Non si combatte solo nello spazio o nei cieli: la nuova frontiera della competizione tra grandi potenze è sotto il mare. La Cina sta accelerando una vasta operazione di mappatura degli oceani, con l’obiettivo di rafforzare le proprie capacità militari e ridurre il vantaggio strategico degli Stati Uniti nel dominio sottomarino.
Secondo diverse analisi internazionali, questa attività si estende dal Pacifico all’Oceano Indiano fino alle rotte artiche, trasformando i fondali marini in un nuovo campo di confronto geopolitico.
Navi, sensori e rotte strategiche
Pechino ha dispiegato decine di navi da ricerca e centinaia di sensori in aree chiave: dalle acque a est delle Filippine fino a Guam e Hawaii, passando per lo stretto di Malacca e le rotte energetiche dell’Oceano Indiano. Attività simili sono state rilevate anche nei mari vicini all’Alaska, porta d’accesso all’Artico.

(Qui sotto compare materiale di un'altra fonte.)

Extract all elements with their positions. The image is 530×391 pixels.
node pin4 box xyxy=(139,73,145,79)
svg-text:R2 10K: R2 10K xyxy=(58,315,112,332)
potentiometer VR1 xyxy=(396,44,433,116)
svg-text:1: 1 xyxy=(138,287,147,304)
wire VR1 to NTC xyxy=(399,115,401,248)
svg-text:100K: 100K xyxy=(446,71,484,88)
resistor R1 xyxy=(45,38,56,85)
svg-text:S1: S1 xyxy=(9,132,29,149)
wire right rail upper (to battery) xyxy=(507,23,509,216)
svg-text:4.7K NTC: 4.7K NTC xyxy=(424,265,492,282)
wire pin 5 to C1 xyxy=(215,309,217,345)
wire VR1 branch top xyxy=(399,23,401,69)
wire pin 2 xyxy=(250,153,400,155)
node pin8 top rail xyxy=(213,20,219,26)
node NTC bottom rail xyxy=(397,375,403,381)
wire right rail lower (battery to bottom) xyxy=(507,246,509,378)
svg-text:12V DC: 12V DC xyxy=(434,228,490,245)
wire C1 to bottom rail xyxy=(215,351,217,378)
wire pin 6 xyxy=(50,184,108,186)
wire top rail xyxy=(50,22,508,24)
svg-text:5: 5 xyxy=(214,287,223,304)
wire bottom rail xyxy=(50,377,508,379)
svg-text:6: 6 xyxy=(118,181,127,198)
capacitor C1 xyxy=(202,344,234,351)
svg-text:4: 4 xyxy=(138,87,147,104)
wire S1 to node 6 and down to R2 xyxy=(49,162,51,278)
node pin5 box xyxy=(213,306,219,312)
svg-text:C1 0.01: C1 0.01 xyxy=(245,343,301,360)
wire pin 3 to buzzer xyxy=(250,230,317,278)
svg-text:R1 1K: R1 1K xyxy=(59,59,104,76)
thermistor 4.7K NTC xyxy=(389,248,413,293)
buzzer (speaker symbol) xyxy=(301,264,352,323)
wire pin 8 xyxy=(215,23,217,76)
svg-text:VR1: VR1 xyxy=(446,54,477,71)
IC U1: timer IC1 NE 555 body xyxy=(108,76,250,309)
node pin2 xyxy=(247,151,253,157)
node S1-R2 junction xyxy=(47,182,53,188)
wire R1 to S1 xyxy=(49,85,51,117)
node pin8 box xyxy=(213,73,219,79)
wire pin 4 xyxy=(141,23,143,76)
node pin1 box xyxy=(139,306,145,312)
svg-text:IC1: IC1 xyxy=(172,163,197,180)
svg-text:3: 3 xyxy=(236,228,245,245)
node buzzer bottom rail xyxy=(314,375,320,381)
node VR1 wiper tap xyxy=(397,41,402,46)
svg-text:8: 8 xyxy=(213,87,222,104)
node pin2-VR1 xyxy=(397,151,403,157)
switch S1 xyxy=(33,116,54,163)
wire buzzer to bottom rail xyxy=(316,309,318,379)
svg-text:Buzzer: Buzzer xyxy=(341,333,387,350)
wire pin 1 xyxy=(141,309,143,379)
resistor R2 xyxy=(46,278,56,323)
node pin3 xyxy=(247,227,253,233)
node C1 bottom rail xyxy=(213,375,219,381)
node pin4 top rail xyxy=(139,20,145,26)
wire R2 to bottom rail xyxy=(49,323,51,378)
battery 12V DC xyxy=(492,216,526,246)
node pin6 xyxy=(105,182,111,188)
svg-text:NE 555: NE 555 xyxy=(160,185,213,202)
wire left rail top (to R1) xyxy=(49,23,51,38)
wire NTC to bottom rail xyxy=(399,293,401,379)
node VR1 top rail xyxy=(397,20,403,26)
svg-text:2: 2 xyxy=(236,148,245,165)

Le imbarcazioni seguono traiettorie precise, con movimenti ripetuti avanti e indietro, tipici delle operazioni di rilevamento del fondale marino e della raccolta di dati oceanografici.
Il caso della Dong Fang Hong 3
Tra le unità più attive spicca la Dong Fang Hong 3, ufficialmente impegnata in ricerche scientifiche. Tra il 2024 e il 2025 ha operato in prossimità di Taiwan, Guam e lungo corridoi strategici del commercio globale.
Sebbene le missioni siano presentate come studi climatici e geologici, diversi osservatori sottolineano come queste attività includano una mappatura dettagliata dei fondali profondi, elemento chiave per operazioni militari avanzate.
Dati scientifici, valore militare
Le informazioni raccolte hanno un valore “dual use”, cioè civile e militare. Parametri come temperatura, salinità, correnti e propagazione del suono sono fondamentali per la guerra sottomarina.
Questi dati permettono infatti di migliorare la capacità di nascondere i propri sottomarini e, allo stesso tempo, di individuare quelli avversari, rendendo più efficace la sorveglianza e il controllo delle acque.
La strategia di Xi Jinping
Questa espansione rientra nella strategia di “fusione civile-militare” promossa dal presidente Xi Jinping, che punta a integrare ricerca scientifica, industria e difesa.
Un modello che consente alla Cina di utilizzare infrastrutture e progetti civili per rafforzare indirettamente le proprie capacità militari, accelerando lo sviluppo tecnologico e strategico.
La risposta degli Stati Uniti
Washington osserva con crescente preoccupazione queste attività. Secondo fonti militari americane, la raccolta sistematica di dati oceanografici da parte della Cina rappresenta una forma di intelligence strategica, utile a preparare scenari di conflitto.
Il focus è in particolare sulla “First Island Chain”, la catena di territori che va dal Giappone a Taiwan fino al Sud-Est asiatico, considerata una linea chiave di contenimento della potenza cinese.
Una sfida che ridisegna gli equilibri globali
Il controllo del dominio sottomarino è destinato a diventare sempre più centrale negli equilibri geopolitici. In un contesto di crescente competizione tra superpotenze, la capacità di conoscere e dominare i fondali marini può fare la differenza in eventuali scenari di crisi o conflitto.
La mappatura degli oceani non è più solo una questione scientifica, ma una leva strategica globale. E la Cina, passo dopo passo, sta cercando di colmare il gap con gli Stati Uniti, riscrivendo le regole della guerra invisibile sotto la superficie.